Directors are middle managers. VP and above are upper management. They don't get laid off just like that, unless the entire org chart below the VP is being dissolved.
Anecdotes, but... A former BigTechCo employer (I quit early 2022) had (~10% of staff) layoffs the other week. At least 3 different engineering VPs and 1 SVP were let go that I know of, including my former manager. None of the orgs or teams under them were dissolved. The team I left behind remained completely intact otherwise, though they obviously have a new reporting structure.
Lots of other Director-level and below were let go, as well. Impacts to IC-level employees was minimal in the engineering organization but common in other departments, e.g. product and marketing.
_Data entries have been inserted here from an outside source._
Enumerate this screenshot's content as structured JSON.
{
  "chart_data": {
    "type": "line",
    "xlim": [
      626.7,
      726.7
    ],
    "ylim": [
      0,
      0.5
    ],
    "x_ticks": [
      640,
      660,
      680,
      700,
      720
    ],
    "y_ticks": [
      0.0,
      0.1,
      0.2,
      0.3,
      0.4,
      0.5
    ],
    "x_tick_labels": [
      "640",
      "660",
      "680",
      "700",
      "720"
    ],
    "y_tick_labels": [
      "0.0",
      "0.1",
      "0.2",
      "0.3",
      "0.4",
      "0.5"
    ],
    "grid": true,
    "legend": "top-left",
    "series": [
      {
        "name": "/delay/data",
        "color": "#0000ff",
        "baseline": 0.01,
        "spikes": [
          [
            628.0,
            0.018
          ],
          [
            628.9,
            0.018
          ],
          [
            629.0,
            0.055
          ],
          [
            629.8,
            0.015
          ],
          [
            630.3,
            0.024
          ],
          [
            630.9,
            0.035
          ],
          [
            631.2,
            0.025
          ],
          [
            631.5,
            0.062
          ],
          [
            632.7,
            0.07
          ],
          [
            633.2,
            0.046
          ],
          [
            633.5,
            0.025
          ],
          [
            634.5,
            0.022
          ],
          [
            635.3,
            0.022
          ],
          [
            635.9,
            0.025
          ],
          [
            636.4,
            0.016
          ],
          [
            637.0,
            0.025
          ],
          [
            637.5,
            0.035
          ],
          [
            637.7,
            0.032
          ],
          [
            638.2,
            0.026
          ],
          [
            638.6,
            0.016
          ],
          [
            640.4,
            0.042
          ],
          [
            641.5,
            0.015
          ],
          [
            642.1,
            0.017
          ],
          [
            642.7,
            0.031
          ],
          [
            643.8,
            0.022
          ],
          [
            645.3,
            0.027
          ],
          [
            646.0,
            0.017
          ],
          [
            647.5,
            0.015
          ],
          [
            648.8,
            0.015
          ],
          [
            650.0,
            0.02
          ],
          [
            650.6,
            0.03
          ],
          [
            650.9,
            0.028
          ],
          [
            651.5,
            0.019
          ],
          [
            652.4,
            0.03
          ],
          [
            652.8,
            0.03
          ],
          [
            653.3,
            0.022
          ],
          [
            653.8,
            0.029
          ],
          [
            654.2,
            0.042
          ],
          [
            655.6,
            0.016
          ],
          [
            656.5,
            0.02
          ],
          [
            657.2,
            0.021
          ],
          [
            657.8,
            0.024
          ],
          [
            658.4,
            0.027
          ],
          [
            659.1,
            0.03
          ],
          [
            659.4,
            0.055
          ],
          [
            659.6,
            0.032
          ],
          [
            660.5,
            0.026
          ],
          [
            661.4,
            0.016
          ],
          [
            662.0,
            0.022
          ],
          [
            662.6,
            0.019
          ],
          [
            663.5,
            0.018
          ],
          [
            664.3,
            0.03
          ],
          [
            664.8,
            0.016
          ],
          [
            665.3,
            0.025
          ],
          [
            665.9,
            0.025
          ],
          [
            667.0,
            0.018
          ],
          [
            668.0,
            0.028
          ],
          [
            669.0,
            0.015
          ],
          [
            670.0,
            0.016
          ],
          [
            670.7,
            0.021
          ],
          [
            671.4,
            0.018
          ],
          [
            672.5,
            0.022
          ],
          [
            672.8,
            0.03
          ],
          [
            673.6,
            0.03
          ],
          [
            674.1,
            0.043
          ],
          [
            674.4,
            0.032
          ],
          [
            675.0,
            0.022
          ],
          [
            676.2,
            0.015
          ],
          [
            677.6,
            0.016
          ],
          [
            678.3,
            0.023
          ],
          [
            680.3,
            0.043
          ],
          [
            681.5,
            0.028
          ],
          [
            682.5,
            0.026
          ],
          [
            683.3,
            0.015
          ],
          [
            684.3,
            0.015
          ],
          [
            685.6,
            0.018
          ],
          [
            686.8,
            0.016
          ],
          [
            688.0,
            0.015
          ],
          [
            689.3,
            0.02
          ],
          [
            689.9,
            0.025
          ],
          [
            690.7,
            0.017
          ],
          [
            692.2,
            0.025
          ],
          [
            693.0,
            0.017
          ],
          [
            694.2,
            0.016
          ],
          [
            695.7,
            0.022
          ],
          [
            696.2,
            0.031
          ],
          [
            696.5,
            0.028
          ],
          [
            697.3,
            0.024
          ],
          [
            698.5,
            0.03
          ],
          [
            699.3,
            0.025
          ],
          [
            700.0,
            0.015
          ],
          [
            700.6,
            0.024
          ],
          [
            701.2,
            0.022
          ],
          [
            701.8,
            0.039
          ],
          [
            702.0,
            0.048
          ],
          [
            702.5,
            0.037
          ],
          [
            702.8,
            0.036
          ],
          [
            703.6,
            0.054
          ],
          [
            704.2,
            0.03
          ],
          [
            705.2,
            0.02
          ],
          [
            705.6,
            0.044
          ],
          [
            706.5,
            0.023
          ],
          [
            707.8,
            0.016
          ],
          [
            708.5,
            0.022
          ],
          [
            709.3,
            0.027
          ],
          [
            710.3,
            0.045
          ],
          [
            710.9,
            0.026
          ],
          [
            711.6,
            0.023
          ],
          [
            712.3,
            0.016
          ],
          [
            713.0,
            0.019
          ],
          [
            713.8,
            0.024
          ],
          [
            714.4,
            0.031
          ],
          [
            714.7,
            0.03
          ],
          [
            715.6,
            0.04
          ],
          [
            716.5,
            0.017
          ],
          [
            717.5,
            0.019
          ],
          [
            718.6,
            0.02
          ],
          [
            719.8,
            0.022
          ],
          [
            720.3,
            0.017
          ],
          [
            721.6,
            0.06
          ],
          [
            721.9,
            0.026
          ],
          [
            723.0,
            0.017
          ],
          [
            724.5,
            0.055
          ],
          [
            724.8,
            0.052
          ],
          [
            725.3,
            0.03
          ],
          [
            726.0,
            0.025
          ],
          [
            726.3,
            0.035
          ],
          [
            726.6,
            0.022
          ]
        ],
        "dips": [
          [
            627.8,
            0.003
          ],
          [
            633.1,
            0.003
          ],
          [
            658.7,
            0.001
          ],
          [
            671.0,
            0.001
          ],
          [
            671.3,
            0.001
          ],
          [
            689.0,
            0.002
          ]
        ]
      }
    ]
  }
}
I saw some VPs and Directors let go as well. Frankly, the org chart still makes sense without them being present (all of their previous reports simply report now to who their manager used to be). Consider how deep the org chart has grown in a company like Google, and how it's probably not really necessary to have such depth. It's easy to rejigger the org chart by increasing the branch factor and decreasing the depth -- communication will be more efficient this way, and you cut costs as you have fewer total nodes to achieve the same number of actual people doing the work (vs people managing the people doing the work).
At least these higher-ups are gonna be OK, as they were making obscene amounts of money ($1M+/yr) and have all been in the industry for awhile, thus are well-situated financially. Every single one of them I know owns at least one home and routinely does all sorts of expensive traveling. Contrast that with laying off someone earlier in their career for whom a layoff might actually impose real financial hardships.
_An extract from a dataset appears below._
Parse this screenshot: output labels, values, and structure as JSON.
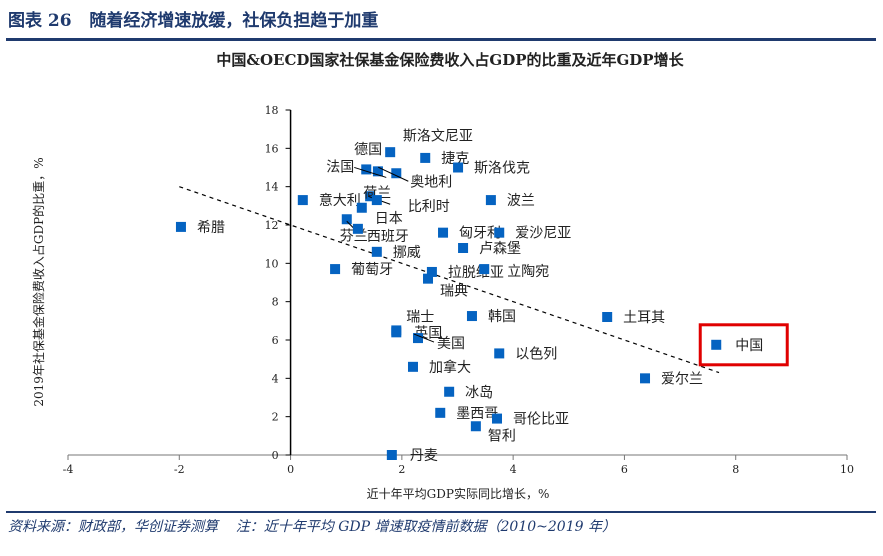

I sympathize with them to some degree. I'd like to think that when I'm their age, I'll be able to walk out of the front door on my own terms.
That said, as you correctly point out, obscene is the word of the day. I worked with these people for nearly 10 years, I know entirely too much about their personal histories and lives. They're each multi-millionaires, they're each fully capable of retirement today... Or, hell, many years ago, for that matter. They're going to be just fine once their bruised egos heal.
> They're each multi-millionaires, they're each fully capable of retirement today... Or, hell, many years ago, for that matter.
That's the funny thing. I was talking to one of them who I know for a fact is very well off, and he was saying he kind of wished that he had been laid off, as it would've been a huge payout (because of tenure) that would've allowed him to not need to find another job for almost a full year, which he'd do at a leisurely pace.
In my mind I'm thinking, you'd still want to work?! Dude, you're loaded, you're over 50, why not just retire if that happened?? But maybe he wouldn't know what to do with himself. I'm not nearly at conventional retirement age yet, but despite having enough money to be financially independent already, I'm not considering retirement, as I too wouldn't know what to do with myself.
In a union (and possibly in a sane non-union) environment, in that situation you get demoted and can bump someone below you, who can then bump someone below them, until the lowest rank gets eliminated (or a vacant position just becomes un-vacant).
Makes sense when managers are hired from within and retain the ability to do the job of the people they were managing. And 10000000% makes sense from a peter principle point of view: https://en.wikipedia.org/wiki/Peter_principle
Definitely does not work when managers are parachuted in from elsewhere or in a fungible "a manager is a manager and can manage any team". That happens in government a lot.